US rate hikes could slow ‘as soon as’ December: Fed Chief

According to Federal Reserve Chair Jerome Powell, the US central bank may halt the pace of interest rate hikes “as soon as” December as its drive to contain inflation permeates the economy.


In remarks likely designed to emphasise the Federal Reserve’s single-minded emphasis on battling persistent inflation, Chair Jerome Powell suggested Wednesday that the Fed will raise rates higher than initially anticipated and maintain them there for a long time.

In addition, Powell hinted that the Fed might only raise its benchmark interest rate by a half-point at its December meeting after four consecutive three-quarter point hikes in a written address to be read at the Brookings Institution. Powell also emphasised that the modest boost shouldn’t be interpreted as a hint that the Fed will soon give up on the fight against inflation.

“It is likely that restoring price stability will require holding (interest rates) at a restrictive level for some time,” Powell said. “History cautions strongly against prematurely loosening policy.”

Powell noted that there has been some good news on inflation, as prices for items like vehicles, furniture, and appliances have declined. Additionally, he predicted that housing expenses, which account for nearly a third of the CPI, will likely decrease in the coming year.

But the price of services, such as eating out, travelling, and receiving medical attention, is still rising quickly and will probably be far more difficult to control, he said.

“Despite some promising developments, we have a long way to go in restoring price stability,” Powell said.

He said that growing wages—which have been increasing at the quickest rate in four decades, before accounting for inflation—are mostly to blame for the increase in services costs. According to Powell, the labour shortage that started during the pandemic and is unlikely to go away very soon is partly to blame for the strong pay increases.

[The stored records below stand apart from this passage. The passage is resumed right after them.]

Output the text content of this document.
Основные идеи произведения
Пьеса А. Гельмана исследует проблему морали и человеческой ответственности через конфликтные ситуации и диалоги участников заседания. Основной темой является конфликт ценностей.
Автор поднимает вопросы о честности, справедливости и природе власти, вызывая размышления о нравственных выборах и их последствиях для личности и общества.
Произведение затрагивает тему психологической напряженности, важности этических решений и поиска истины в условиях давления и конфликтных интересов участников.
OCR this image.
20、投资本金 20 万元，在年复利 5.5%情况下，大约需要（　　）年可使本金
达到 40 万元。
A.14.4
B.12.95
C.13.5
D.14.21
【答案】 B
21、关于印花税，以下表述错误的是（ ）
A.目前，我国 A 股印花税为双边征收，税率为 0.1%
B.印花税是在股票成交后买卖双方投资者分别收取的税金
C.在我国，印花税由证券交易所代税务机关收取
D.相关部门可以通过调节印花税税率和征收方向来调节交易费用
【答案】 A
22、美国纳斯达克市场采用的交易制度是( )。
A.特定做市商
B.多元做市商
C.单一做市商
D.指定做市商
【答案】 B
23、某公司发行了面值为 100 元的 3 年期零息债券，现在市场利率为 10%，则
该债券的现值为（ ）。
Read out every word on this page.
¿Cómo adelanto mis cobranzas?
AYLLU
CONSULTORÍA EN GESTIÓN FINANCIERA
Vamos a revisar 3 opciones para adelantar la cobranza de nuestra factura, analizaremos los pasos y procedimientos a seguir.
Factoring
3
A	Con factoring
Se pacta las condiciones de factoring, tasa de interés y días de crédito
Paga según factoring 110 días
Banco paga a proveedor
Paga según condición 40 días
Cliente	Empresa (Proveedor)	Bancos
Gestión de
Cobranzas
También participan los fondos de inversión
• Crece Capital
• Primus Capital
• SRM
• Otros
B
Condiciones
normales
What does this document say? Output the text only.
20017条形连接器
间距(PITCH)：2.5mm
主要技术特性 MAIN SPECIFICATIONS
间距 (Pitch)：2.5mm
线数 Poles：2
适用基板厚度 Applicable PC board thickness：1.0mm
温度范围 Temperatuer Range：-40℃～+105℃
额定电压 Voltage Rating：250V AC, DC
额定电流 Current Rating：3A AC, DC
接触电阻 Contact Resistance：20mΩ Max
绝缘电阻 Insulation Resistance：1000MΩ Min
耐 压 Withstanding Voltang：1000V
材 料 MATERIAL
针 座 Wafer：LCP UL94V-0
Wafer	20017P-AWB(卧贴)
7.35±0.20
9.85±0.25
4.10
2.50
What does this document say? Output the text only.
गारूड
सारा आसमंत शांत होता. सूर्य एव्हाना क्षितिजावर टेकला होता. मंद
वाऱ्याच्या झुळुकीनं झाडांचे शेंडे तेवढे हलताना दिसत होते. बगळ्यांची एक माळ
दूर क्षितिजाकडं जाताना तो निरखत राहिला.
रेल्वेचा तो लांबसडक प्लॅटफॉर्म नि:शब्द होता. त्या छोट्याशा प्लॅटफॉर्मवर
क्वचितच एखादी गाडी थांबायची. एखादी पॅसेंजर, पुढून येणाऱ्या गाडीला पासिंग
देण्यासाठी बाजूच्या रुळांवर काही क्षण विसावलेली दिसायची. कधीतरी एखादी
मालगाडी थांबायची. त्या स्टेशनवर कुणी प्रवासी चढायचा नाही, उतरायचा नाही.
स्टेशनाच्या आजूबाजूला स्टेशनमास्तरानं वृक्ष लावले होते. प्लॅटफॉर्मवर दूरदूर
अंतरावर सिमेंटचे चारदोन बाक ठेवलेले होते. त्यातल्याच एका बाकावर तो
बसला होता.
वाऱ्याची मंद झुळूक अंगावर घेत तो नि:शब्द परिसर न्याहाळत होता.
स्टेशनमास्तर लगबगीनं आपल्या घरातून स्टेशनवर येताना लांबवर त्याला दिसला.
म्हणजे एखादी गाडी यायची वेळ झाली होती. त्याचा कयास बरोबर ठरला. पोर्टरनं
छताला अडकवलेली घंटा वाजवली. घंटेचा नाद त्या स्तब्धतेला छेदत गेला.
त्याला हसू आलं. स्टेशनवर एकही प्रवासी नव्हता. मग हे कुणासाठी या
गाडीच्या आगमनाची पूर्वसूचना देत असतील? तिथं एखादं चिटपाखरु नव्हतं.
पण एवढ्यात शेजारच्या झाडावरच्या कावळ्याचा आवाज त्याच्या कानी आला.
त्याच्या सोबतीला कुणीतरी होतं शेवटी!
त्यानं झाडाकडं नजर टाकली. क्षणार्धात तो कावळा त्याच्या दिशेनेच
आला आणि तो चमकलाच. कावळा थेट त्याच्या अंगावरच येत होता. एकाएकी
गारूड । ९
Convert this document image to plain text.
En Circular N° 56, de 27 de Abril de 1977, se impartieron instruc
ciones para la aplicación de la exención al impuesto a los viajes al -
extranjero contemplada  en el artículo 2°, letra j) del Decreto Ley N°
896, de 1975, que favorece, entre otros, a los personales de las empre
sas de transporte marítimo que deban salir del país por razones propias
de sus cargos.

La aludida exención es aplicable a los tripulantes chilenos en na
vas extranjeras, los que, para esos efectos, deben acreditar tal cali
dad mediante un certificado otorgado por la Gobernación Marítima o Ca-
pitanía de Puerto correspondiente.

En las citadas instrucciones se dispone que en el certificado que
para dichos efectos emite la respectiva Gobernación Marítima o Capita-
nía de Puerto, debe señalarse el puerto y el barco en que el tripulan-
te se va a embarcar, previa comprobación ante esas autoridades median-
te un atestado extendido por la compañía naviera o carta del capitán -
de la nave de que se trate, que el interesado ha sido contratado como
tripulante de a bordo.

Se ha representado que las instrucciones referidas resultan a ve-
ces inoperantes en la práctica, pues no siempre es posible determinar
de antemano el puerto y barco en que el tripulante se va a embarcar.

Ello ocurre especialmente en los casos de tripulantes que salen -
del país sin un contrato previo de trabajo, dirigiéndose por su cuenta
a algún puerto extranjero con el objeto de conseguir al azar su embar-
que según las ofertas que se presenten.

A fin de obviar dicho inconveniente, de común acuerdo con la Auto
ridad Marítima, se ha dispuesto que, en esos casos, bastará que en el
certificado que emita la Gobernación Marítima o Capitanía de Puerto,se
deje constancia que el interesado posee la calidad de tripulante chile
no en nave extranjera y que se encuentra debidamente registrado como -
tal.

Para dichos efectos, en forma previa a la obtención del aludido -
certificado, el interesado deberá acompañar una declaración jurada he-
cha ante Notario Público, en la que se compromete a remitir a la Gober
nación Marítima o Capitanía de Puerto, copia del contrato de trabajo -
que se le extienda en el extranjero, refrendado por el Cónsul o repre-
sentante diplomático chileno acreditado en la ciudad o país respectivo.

According to him, the lack of workers is due to an increase in early retirements, the COVID-19 epidemic that killed thousands of individuals in their working years, a steep fall in immigration, and slower population growth.

“Wage growth remains well above levels that would be consistent with 2% inflation over time,” Powell said.

According to the inflation report from last month, prices jumped 7.7% in October compared to a year earlier, which put a burden on many families’ finances. However, it is down from a peak of 9.1% in June.

The Federal Reserve increased its benchmark interest rate six times this year, bringing it to a range of 3.75% to 4%, the highest level in fifteen years. These hikes have driven up the costs for the majority of other consumer and commercial loans and substantially increased mortgage rates, which have decreased home sales.

In September, Fed officials predicted that they would eventually raise their short-term rate to a range of 4.5% to 4.75% by the following year. Powell predicted that rates would likely rise above that level. Numerous economists predict that the Fed’s benchmark rate will instead increase to between 5% and 5.25%.

Officials at the Fed believe that by restricting credit, they can lower hiring and wage growth, slow inflation, and cut down consumer and business expenditure. Powell said that despite the Fed’s efforts, demand will need to remain subdued “for a protracted period.”

The Federal Reserve raised interest rates by a whopping three-quarters of a point during its most recent meeting in November. However, Powell indicated at the time that the following gain would probably only be a half-point, still a big improvement. Interest rates are typically adjusted by the central bank in quarter-point steps.